Thüringer Allgemeine (Sömmerda)
Das Kreuz aus der Schulmauer
Die Voigtstedter passten auf und stellten ihr Steinkreuz und den „Schulzenstein“sicher
Eine beträchtliche Anzahl von Steinkreuzen ist irgendwann einmal in Mauern und sogar in Hauswände eingefügt worden. Bei manchen zierlichen Grabsteinkreuzen von Kirch- und Friedhöfen ist das nicht weiter verwunderlich; sind sie doch von vornherein nie für eine freie Aufstellung vorgesehen gewesen. Ansonsten sind die Gründe, weshalb ein womöglich frei stehendes Steinkreuz plötzlich als (billiges) Baumaterial in einen Mauerverbund geriet, in keinem einzigen Fall mehr sicher nachvollziehbar. Auch sehr frühe Einmauerungen sind belegt wie zum Beispiel die ursprünglich sieben oder acht Kreuze der Nordhäuser Cyriaki-kapelle, die schon 1701 als von altersher „eingemauret“beschrieben werden. Weil es oft auch nur Steinkreuz-reste sind, könnte hinter dem Einmauern auch der Wille einer Bewahrung vor dem gänzlichen Verlust ein nicht außer Acht zu lassender Gesichtspunkt sein. Nicht ohne Not vergriff man sich in früherer Zeit an einem (Stein-)kreuz, dem christlichen Zeichen höchster Symbolik. Ein solcher Steinkreuz-rest, dem der tragende Schaft fehlt, war im nordthüringischen Voigtstedt in die Außenwand eines Nebengebäudes (Toiletten, vorher Stall) der Schule in Fußbodenhöhe eingefügt. Als es 1997 abgerissen wurde, achteten die Einwohner auf die Bergung „ihres“Steinkreuzes und brachten es in die nur 50 Meter entfernte Kirche. Immerhin war das Kreuz altbekannt und trotz des widrigen Umstandes, jahrzehntelang überputzt und dadurch dem Blick verborgen zu sein, nie wirklich in Vergessenheit geraten. Der Eislebener Gymnasiallehrer und Heimathistoriker Hermann Größler (1840-1910) erwähnt es in einer Zeit, als das Interesse an diesen merkwürdigen Steinsetzungen gerade aufkam, 1890 als erster. Da war es schon längst eingemauert an der Stelle, „wo früher ein Dorfthor war“, wie er hinzufügt. Ein halbes Jahrhundert später, 1938, fertigte Gustav Adolf Spengler junior (1900-1993), der Sohn des Sangerhäuser Museumsgründers, eine Zeichnung des eingemauerten Kreuzes an.
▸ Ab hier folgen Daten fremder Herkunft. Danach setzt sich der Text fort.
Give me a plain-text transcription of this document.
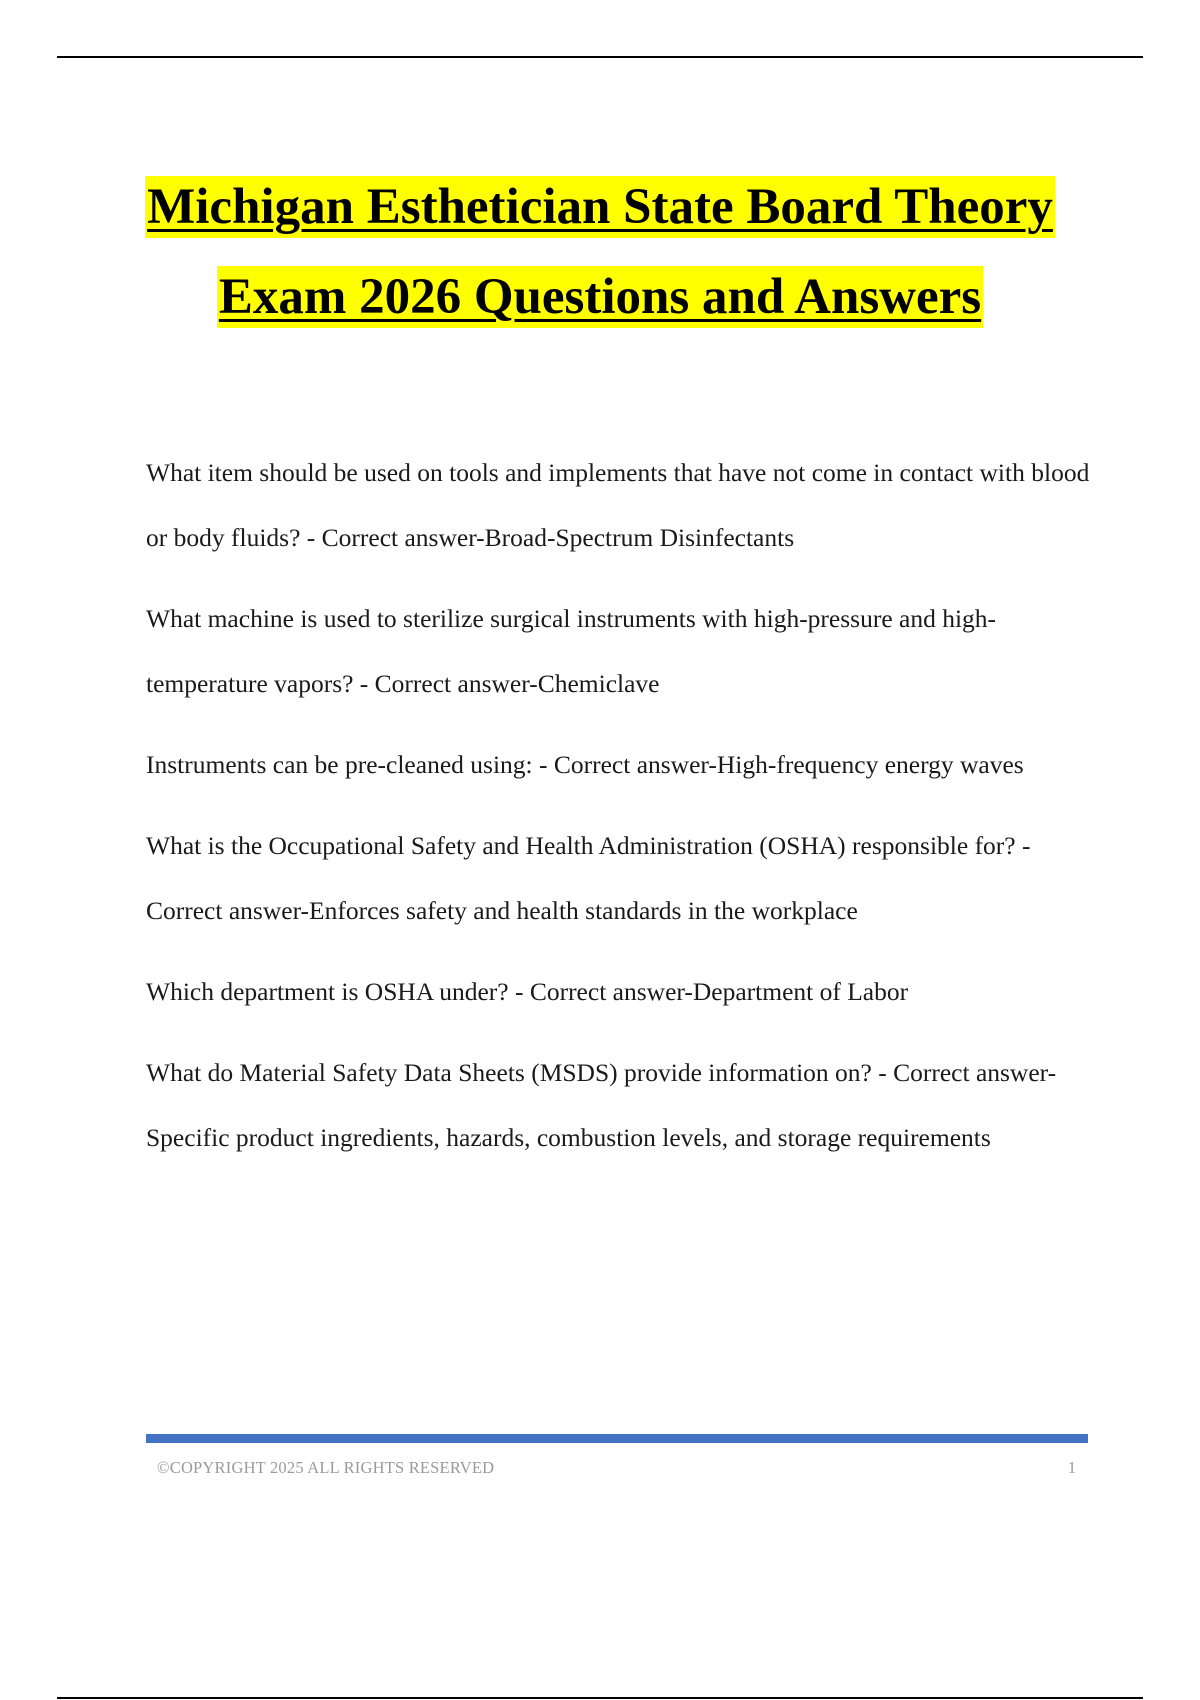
Michigan Esthetician State Board Theory
Exam 2026 Questions and Answers
What item should be used on tools and implements that have not come in contact with blood or body fluids? - Correct answer-Broad-Spectrum Disinfectants
What machine is used to sterilize surgical instruments with high-pressure and high-temperature vapors? - Correct answer-Chemiclave
Instruments can be pre-cleaned using: - Correct answer-High-frequency energy waves
What is the Occupational Safety and Health Administration (OSHA) responsible for? - Correct answer-Enforces safety and health standards in the workplace
Which department is OSHA under? - Correct answer-Department of Labor
What do Material Safety Data Sheets (MSDS) provide information on? - Correct answer-Specific product ingredients, hazards, combustion levels, and storage requirements
©COPYRIGHT 2025 ALL RIGHTS RESERVED	1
Auch eine Sagenüberlieferung gibt es, die für das Kreuz eine Erklärung über die früheren Rittergüter im Ort herzuleiten versucht: „Vom Kreuz erzählt man sich, dass sich zwei in Fehde lebende Ritter in Voigtstedt aussöhnen wollten. Bei ihrem Treffen überwältigte Zorn und Hass den einen, sodass er den anderen erschlug. Dafür kam es zur Setzung des Kreuzes. Andere wollen wissen, dass hier zwei Ritter einen Zweikampf ausgefochten haben.“Der Steinkreuz-rest besteht aus rötlichem Kyffhäuser-sandstein und ist ohne seinen Schaft, der nicht gefunden wurde und schon lange fehlt, nur noch 51 Zentimeter hoch und 72 Zentimeter breit.
Das höchstens 500 Jahre alte Steinkreuz hat seit dem Abbruch der Hauswand eine Bleibe im Inneren der St.-marienkirche gefunden. Es ist eines von den Kleindenkmalen des Ortes, die von der Interessengemeinschaft Heimatstube Voigtstedt betreut werden.
Sehenswert ist auch der „Schulzenstein“, der vor 45 Jahren durch einen beherzten Einwohner der Zerstörung entging und nun in der Schenkstraße neben dem Brunnen steht. An der Steinplatte wurden Dinge des dörflichen Alltags, des Zusammenlebens besprochen und kleinere Streitigkeiten beigelegt.